Dorfman also gave a glimpse into the budget for the 2014 fiscal year, noting some changes to fees that had received support from the Budget & Finance Committee as the draft budget is being developed. Those changes include:
• An increase of 25 cents in the transaction fee assessed at the town parking paystations, raising the fee to 50 cents per transaction, which Dorfman said was needed to cover the costs of operating the paystations themselves.
• An increase in the ambulance service fee, from $41 to $44 annually, under the request of the Bethany Beach Volunteer Fire Company, which operates the service.
• Trash fees could increase by 12.5 percent, which Dorfman said was needed to address a sanitation reserve that had been depleted under the new State requirements for recycling and yard waste. Residential service would increase $30 to $280. Commercial service would increase $40 to $390. The council is set to review the budget recommendations at their February council workshop. McClenny asked that they have a list of comparable rates from surrounding communities to compare to the new rates.
“I expect we will find we are much less than other local communities,” Dorfman said.
Council changes business-license violation fee to a civil penalty
The council unanimously voted on Jan. 18 to remove from the Town schedule of fees an existing $100 administrative fee for failure to obtain a business license prior to conducting business within the town limits, in favor of a staff-recommended system in which code enforcement officers would give a civil citation to violators, with fines ranging from $100 to $500.

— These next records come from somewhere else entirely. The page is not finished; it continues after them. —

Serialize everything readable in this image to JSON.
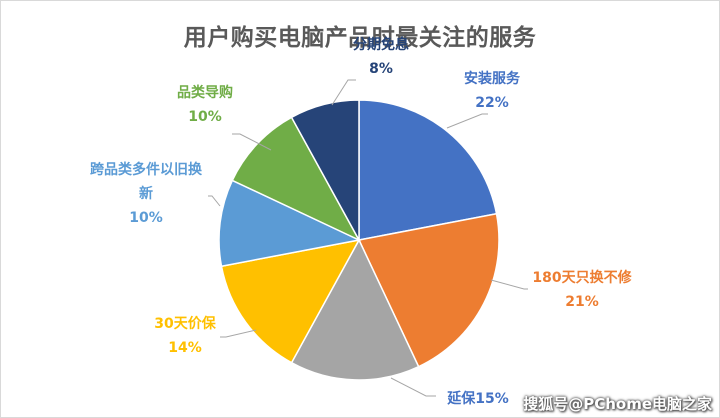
{
  "chart_data": {
    "type": "pie",
    "title": "用户购买电脑产品时最关注的服务",
    "slices": [
      {
        "name": "安装服务",
        "value": 22,
        "label_lines": [
          "安装服务",
          "22%"
        ],
        "color": "#4472C4",
        "label_color": "#4472C4"
      },
      {
        "name": "180天只换不修",
        "value": 21,
        "label_lines": [
          "180天只换不修",
          "21%"
        ],
        "color": "#ED7D31",
        "label_color": "#ED7D31"
      },
      {
        "name": "延保",
        "value": 15,
        "label_lines": [
          "延保15%"
        ],
        "color": "#A5A5A5",
        "label_color": "#4472C4"
      },
      {
        "name": "30天价保",
        "value": 14,
        "label_lines": [
          "30天价保",
          "14%"
        ],
        "color": "#FFC000",
        "label_color": "#FFC000"
      },
      {
        "name": "跨品类多件以旧换新",
        "value": 10,
        "label_lines": [
          "跨品类多件以旧换",
          "新",
          "10%"
        ],
        "color": "#5B9BD5",
        "label_color": "#5B9BD5"
      },
      {
        "name": "品类导购",
        "value": 10,
        "label_lines": [
          "品类导购",
          "10%"
        ],
        "color": "#70AD47",
        "label_color": "#70AD47"
      },
      {
        "name": "分期免息",
        "value": 8,
        "label_lines": [
          "分期免息",
          "8%"
        ],
        "color": "#264478",
        "label_color": "#264478"
      }
    ]
  },
  "watermark": "搜狐号@PChome电脑之家"
}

Graviet had explained to the council that the civil citation system would allow violators to have due process, in that they could challenge the citation before the town alderman, rather than simply being directed to obtain a license at town hall and being assessed a $100 violation fee they also needed to pay, without a process of appeal. The alderman would decide how much of a penalty violators might be assessed, while those who opted to simply pay the fine would be charged the $100 minimum.

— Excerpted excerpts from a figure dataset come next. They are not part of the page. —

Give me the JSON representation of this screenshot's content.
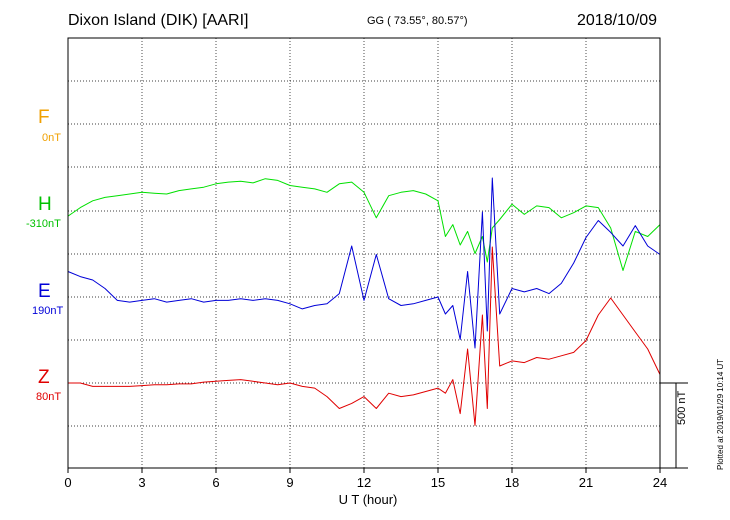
{
  "header": {
    "station": "Dixon Island (DIK)  [AARI]",
    "coords": "GG ( 73.55°,  80.57°)",
    "date": "2018/10/09"
  },
  "footer": {
    "scale_label": "500 nT",
    "plotted": "Plotted at 2019/01/29 10:14 UT"
  },
  "colors": {
    "F": "#f0a000",
    "H": "#00e000",
    "E": "#0000d8",
    "Z": "#e00000"
  },
  "chart_data": {
    "type": "line",
    "xlabel": "U T (hour)",
    "xlim": [
      0,
      24
    ],
    "xticks": [
      "0",
      "3",
      "6",
      "9",
      "12",
      "15",
      "18",
      "21",
      "24"
    ],
    "scale_nT": 500,
    "series": [
      {
        "name": "F",
        "baseline": "0nT",
        "values": []
      },
      {
        "name": "H",
        "baseline": "-310nT",
        "x": [
          0,
          0.5,
          1,
          1.5,
          2,
          2.5,
          3,
          3.5,
          4,
          4.5,
          5,
          5.5,
          6,
          6.5,
          7,
          7.5,
          8,
          8.5,
          9,
          9.5,
          10,
          10.5,
          11,
          11.5,
          12,
          12.5,
          13,
          13.5,
          14,
          14.5,
          15,
          15.3,
          15.6,
          15.9,
          16.2,
          16.5,
          16.8,
          17.0,
          17.2,
          17.5,
          18,
          18.5,
          19,
          19.5,
          20,
          20.5,
          21,
          21.5,
          22,
          22.5,
          23,
          23.5,
          24
        ],
        "values": [
          -30,
          20,
          60,
          80,
          90,
          100,
          110,
          105,
          100,
          120,
          130,
          140,
          160,
          170,
          175,
          165,
          190,
          180,
          150,
          140,
          130,
          110,
          160,
          170,
          110,
          -40,
          90,
          110,
          120,
          100,
          60,
          -150,
          -80,
          -200,
          -120,
          -250,
          -150,
          -300,
          -100,
          -50,
          40,
          -20,
          30,
          20,
          -40,
          -10,
          30,
          20,
          -100,
          -350,
          -120,
          -150,
          -80
        ]
      },
      {
        "name": "E",
        "baseline": "190nT",
        "x": [
          0,
          0.5,
          1,
          1.5,
          2,
          2.5,
          3,
          3.5,
          4,
          4.5,
          5,
          5.5,
          6,
          6.5,
          7,
          7.5,
          8,
          8.5,
          9,
          9.5,
          10,
          10.5,
          11,
          11.5,
          12,
          12.5,
          13,
          13.5,
          14,
          14.5,
          15,
          15.3,
          15.6,
          15.9,
          16.2,
          16.5,
          16.8,
          17.0,
          17.2,
          17.5,
          18,
          18.5,
          19,
          19.5,
          20,
          20.5,
          21,
          21.5,
          22,
          22.5,
          23,
          23.5,
          24
        ],
        "values": [
          150,
          120,
          100,
          50,
          -20,
          -30,
          -20,
          -10,
          -30,
          -20,
          -10,
          -30,
          -20,
          -20,
          -10,
          -20,
          -10,
          -20,
          -40,
          -70,
          -50,
          -40,
          20,
          300,
          -20,
          250,
          -10,
          -50,
          -40,
          -20,
          0,
          -100,
          -50,
          -250,
          150,
          -300,
          500,
          -200,
          700,
          -100,
          50,
          30,
          50,
          20,
          80,
          200,
          350,
          450,
          380,
          300,
          420,
          300,
          250
        ]
      },
      {
        "name": "Z",
        "baseline": "80nT",
        "x": [
          0,
          0.5,
          1,
          1.5,
          2,
          2.5,
          3,
          3.5,
          4,
          4.5,
          5,
          5.5,
          6,
          6.5,
          7,
          7.5,
          8,
          8.5,
          9,
          9.5,
          10,
          10.5,
          11,
          11.5,
          12,
          12.5,
          13,
          13.5,
          14,
          14.5,
          15,
          15.3,
          15.6,
          15.9,
          16.2,
          16.5,
          16.8,
          17.0,
          17.2,
          17.5,
          18,
          18.5,
          19,
          19.5,
          20,
          20.5,
          21,
          21.5,
          22,
          22.5,
          23,
          23.5,
          24
        ],
        "values": [
          0,
          0,
          -20,
          -20,
          -20,
          -20,
          -15,
          -10,
          -10,
          -5,
          -5,
          5,
          10,
          15,
          20,
          10,
          0,
          -10,
          0,
          -20,
          -30,
          -80,
          -150,
          -120,
          -80,
          -150,
          -60,
          -80,
          -70,
          -50,
          -30,
          -60,
          20,
          -180,
          200,
          -250,
          400,
          -150,
          800,
          100,
          130,
          120,
          150,
          140,
          160,
          180,
          250,
          400,
          500,
          400,
          300,
          200,
          50
        ]
      }
    ]
  }
}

Olmstead reported on the recent work of the Cultural and Historical Affairs Committee (CHAC) at last Friday’s council meeting, saying the group had put in an application to DelDOT for signs on Route 1 that would indicate the presence of the town museum within town hall. She said they had also discussed reframing and labeling historical photos that are displayed on the upper story of town hall.

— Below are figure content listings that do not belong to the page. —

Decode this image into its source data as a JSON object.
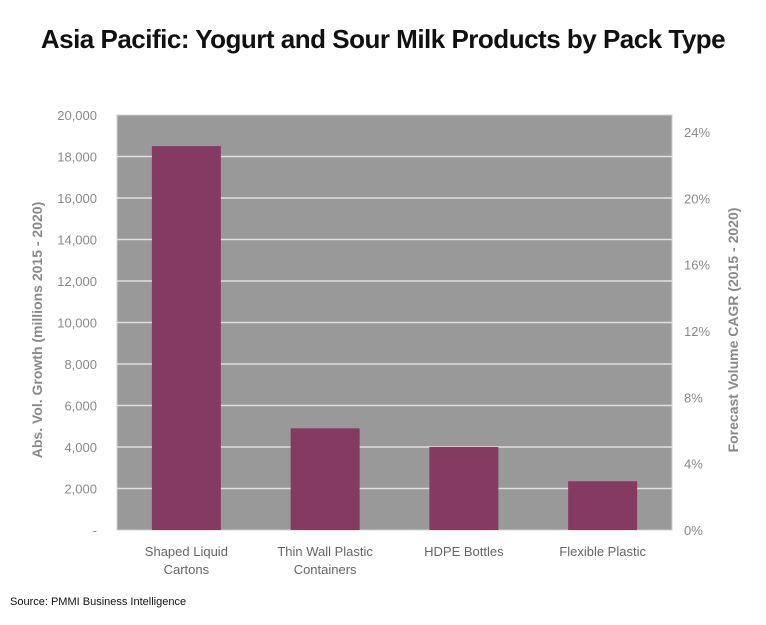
{
  "chart_data": {
    "type": "bar",
    "title": "Asia Pacific: Yogurt and Sour Milk Products by Pack Type",
    "categories": [
      [
        "Shaped Liquid",
        "Cartons"
      ],
      [
        "Thin Wall Plastic",
        "Containers"
      ],
      [
        "HDPE Bottles"
      ],
      [
        "Flexible Plastic"
      ]
    ],
    "values": [
      18500,
      4900,
      4000,
      2350
    ],
    "ylabel": "Abs. Vol. Growth (millions 2015 - 2020)",
    "y2label": "Forecast Volume CAGR (2015 - 2020)",
    "ylim": [
      0,
      20000
    ],
    "y_ticks": [
      "-",
      "2,000",
      "4,000",
      "6,000",
      "8,000",
      "10,000",
      "12,000",
      "14,000",
      "16,000",
      "18,000",
      "20,000"
    ],
    "y2lim": [
      0,
      24
    ],
    "y2_ticks": [
      "0%",
      "4%",
      "8%",
      "12%",
      "16%",
      "20%",
      "24%"
    ],
    "grid": true,
    "colors": {
      "bar": "#853b61",
      "plot_bg": "#999999",
      "grid": "#e0e0e0"
    }
  },
  "source": "Source: PMMI Business Intelligence"
}
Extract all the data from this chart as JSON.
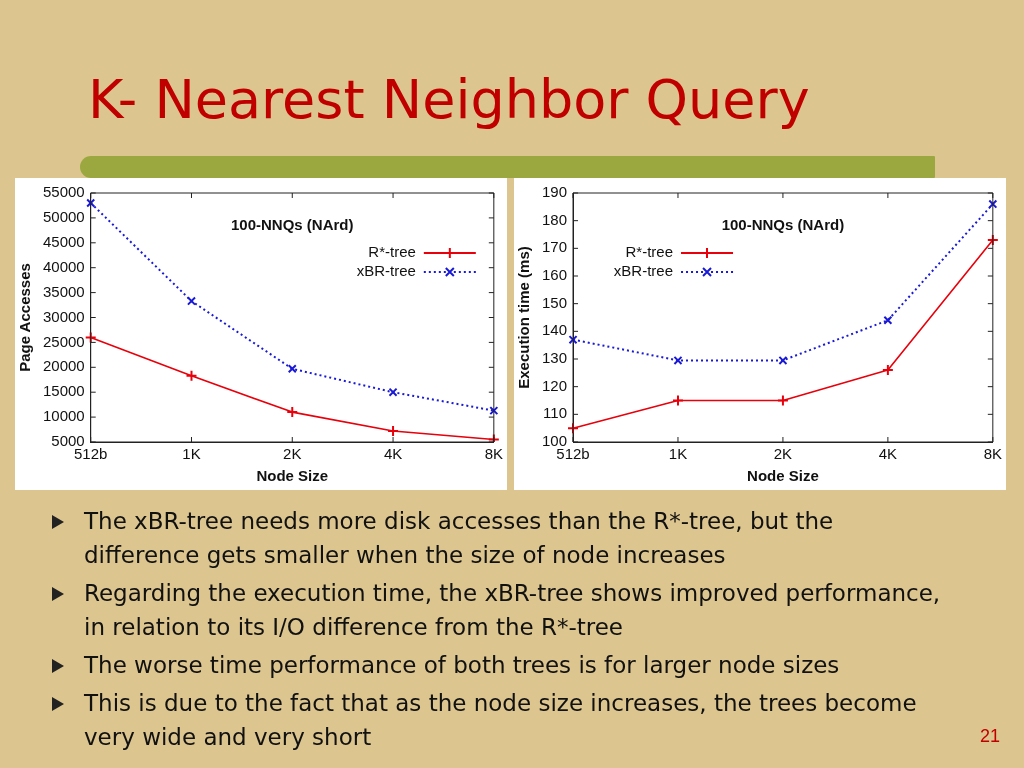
{
  "chart_data": [
    {
      "type": "line",
      "title": "100-NNQs (NArd)",
      "xlabel": "Node Size",
      "ylabel": "Page Accesses",
      "categories": [
        "512b",
        "1K",
        "2K",
        "4K",
        "8K"
      ],
      "series": [
        {
          "name": "R*-tree",
          "color": "#e8000b",
          "marker": "cross",
          "line_style": "solid",
          "values": [
            26000,
            18300,
            11000,
            7200,
            5500
          ]
        },
        {
          "name": "xBR-tree",
          "color": "#1a1ad6",
          "marker": "x",
          "line_style": "dotted",
          "values": [
            53000,
            33300,
            19700,
            15000,
            11300
          ]
        }
      ],
      "ylim": [
        5000,
        55000
      ],
      "yticks": [
        5000,
        10000,
        15000,
        20000,
        25000,
        30000,
        35000,
        40000,
        45000,
        50000,
        55000
      ],
      "grid": false,
      "legend": "top right"
    },
    {
      "type": "line",
      "title": "100-NNQs (NArd)",
      "xlabel": "Node Size",
      "ylabel": "Execution time (ms)",
      "categories": [
        "512b",
        "1K",
        "2K",
        "4K",
        "8K"
      ],
      "series": [
        {
          "name": "R*-tree",
          "color": "#e8000b",
          "marker": "cross",
          "line_style": "solid",
          "values": [
            105,
            115,
            115,
            126,
            173
          ]
        },
        {
          "name": "xBR-tree",
          "color": "#1a1ad6",
          "marker": "x",
          "line_style": "dotted",
          "values": [
            137,
            129.5,
            129.5,
            144,
            186
          ]
        }
      ],
      "ylim": [
        100,
        190
      ],
      "yticks": [
        100,
        110,
        120,
        130,
        140,
        150,
        160,
        170,
        180,
        190
      ],
      "grid": false,
      "legend": "top left"
    },
    {
      "type": "other",
      "title": "K- Nearest Neighbor Query",
      "annotations": [
        "The xBR-tree needs more disk accesses than the R*-tree, but the difference gets smaller when the size of node increases",
        "Regarding the execution time, the xBR-tree shows improved performance, in relation to its I/O difference from the R*-tree",
        "The worse time performance of both trees is for larger node sizes",
        "This is due to the fact that as the node size increases, the trees become very wide and very short",
        "21"
      ]
    }
  ]
}
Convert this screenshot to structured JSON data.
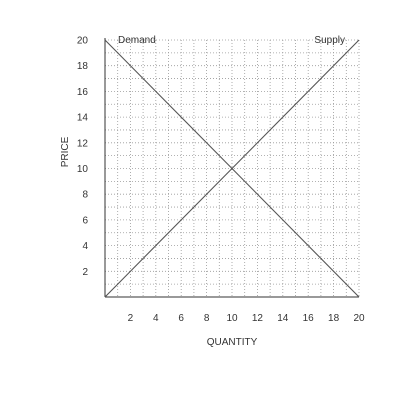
{
  "chart_data": {
    "type": "line",
    "title": "",
    "xlabel": "QUANTITY",
    "ylabel": "PRICE",
    "xlim": [
      0,
      20
    ],
    "ylim": [
      0,
      20
    ],
    "x_ticks": [
      2,
      4,
      6,
      8,
      10,
      12,
      14,
      16,
      18,
      20
    ],
    "y_ticks": [
      2,
      4,
      6,
      8,
      10,
      12,
      14,
      16,
      18,
      20
    ],
    "grid": true,
    "grid_style": "dotted",
    "series": [
      {
        "name": "Demand",
        "points": [
          [
            0,
            20
          ],
          [
            20,
            0
          ]
        ]
      },
      {
        "name": "Supply",
        "points": [
          [
            0,
            0
          ],
          [
            20,
            20
          ]
        ]
      }
    ],
    "colors": {
      "line": "#555555",
      "axis": "#333333",
      "grid": "#999999",
      "text": "#333333"
    }
  }
}
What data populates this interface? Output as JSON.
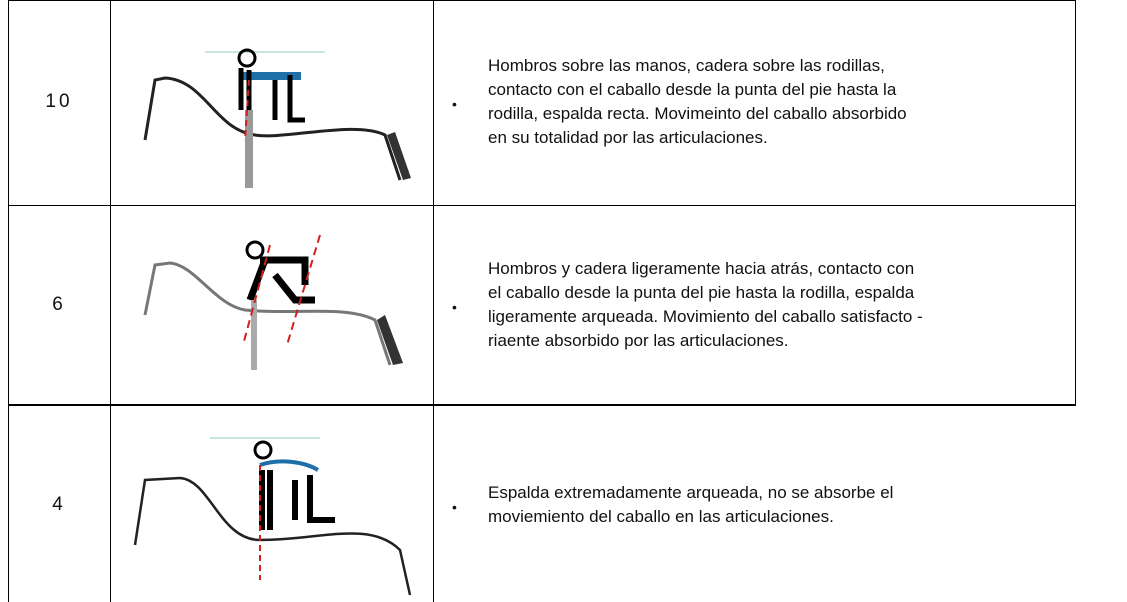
{
  "table": {
    "rows": [
      {
        "score": "10",
        "lines": [
          "Hombros sobre las manos, cadera sobre las rodillas,",
          "contacto con el caballo desde la punta del pie hasta la",
          "rodilla, espalda recta. Movimeinto del caballo absorbido",
          "en su totalidad por las articulaciones."
        ]
      },
      {
        "score": "6",
        "lines": [
          "Hombros y cadera ligeramente hacia atrás, contacto con",
          "el caballo desde la punta del pie hasta la rodilla, espalda",
          "ligeramente arqueada. Movimiento del caballo satisfacto        -",
          "riaente absorbido por las articulaciones."
        ]
      },
      {
        "score": "4",
        "lines": [
          "Espalda extremadamente arqueada, no se absorbe el",
          "moviemiento del caballo en las articulaciones."
        ]
      }
    ]
  }
}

Additionally, the committee is also in the process of having the sketches of historical homes in the town that were done for the mural in town hall turned into notecards that will be available for purchase. She said that, although CHAC had been asked to consider working with Arcadia Books on a book about the town’s history, committee members felt they were not currently able to take on the project and complete it in the six months Arcadia would require.
CHAC is continuing to work with the historical groups in other local towns in preparation for a traveling Smithsonian exhibit that is expected to be on display at Ocean View Town Hall in May or June. She said Millville had recently joined the project, and that a $3,000 grant application to help with costs had also been approved by the Delaware Humanities Forum. The groups will need to pull together $1,200 in matching funds and an in-kind share of about $7,400 for the exhibit.
Olmstead said CHAC had also recently reviewed the first DVD of their long-running oral history project, with the second near completion, though she said some changes will need to be made before the project is finalized.
Finally, McClenny noted that the American Shore & Beach Preservation Association’s annual conference is set to take place in Washington, D.C., on Feb. 26-28, and that the Town will have a representative in attendance who would report on the conference at the March council meeting.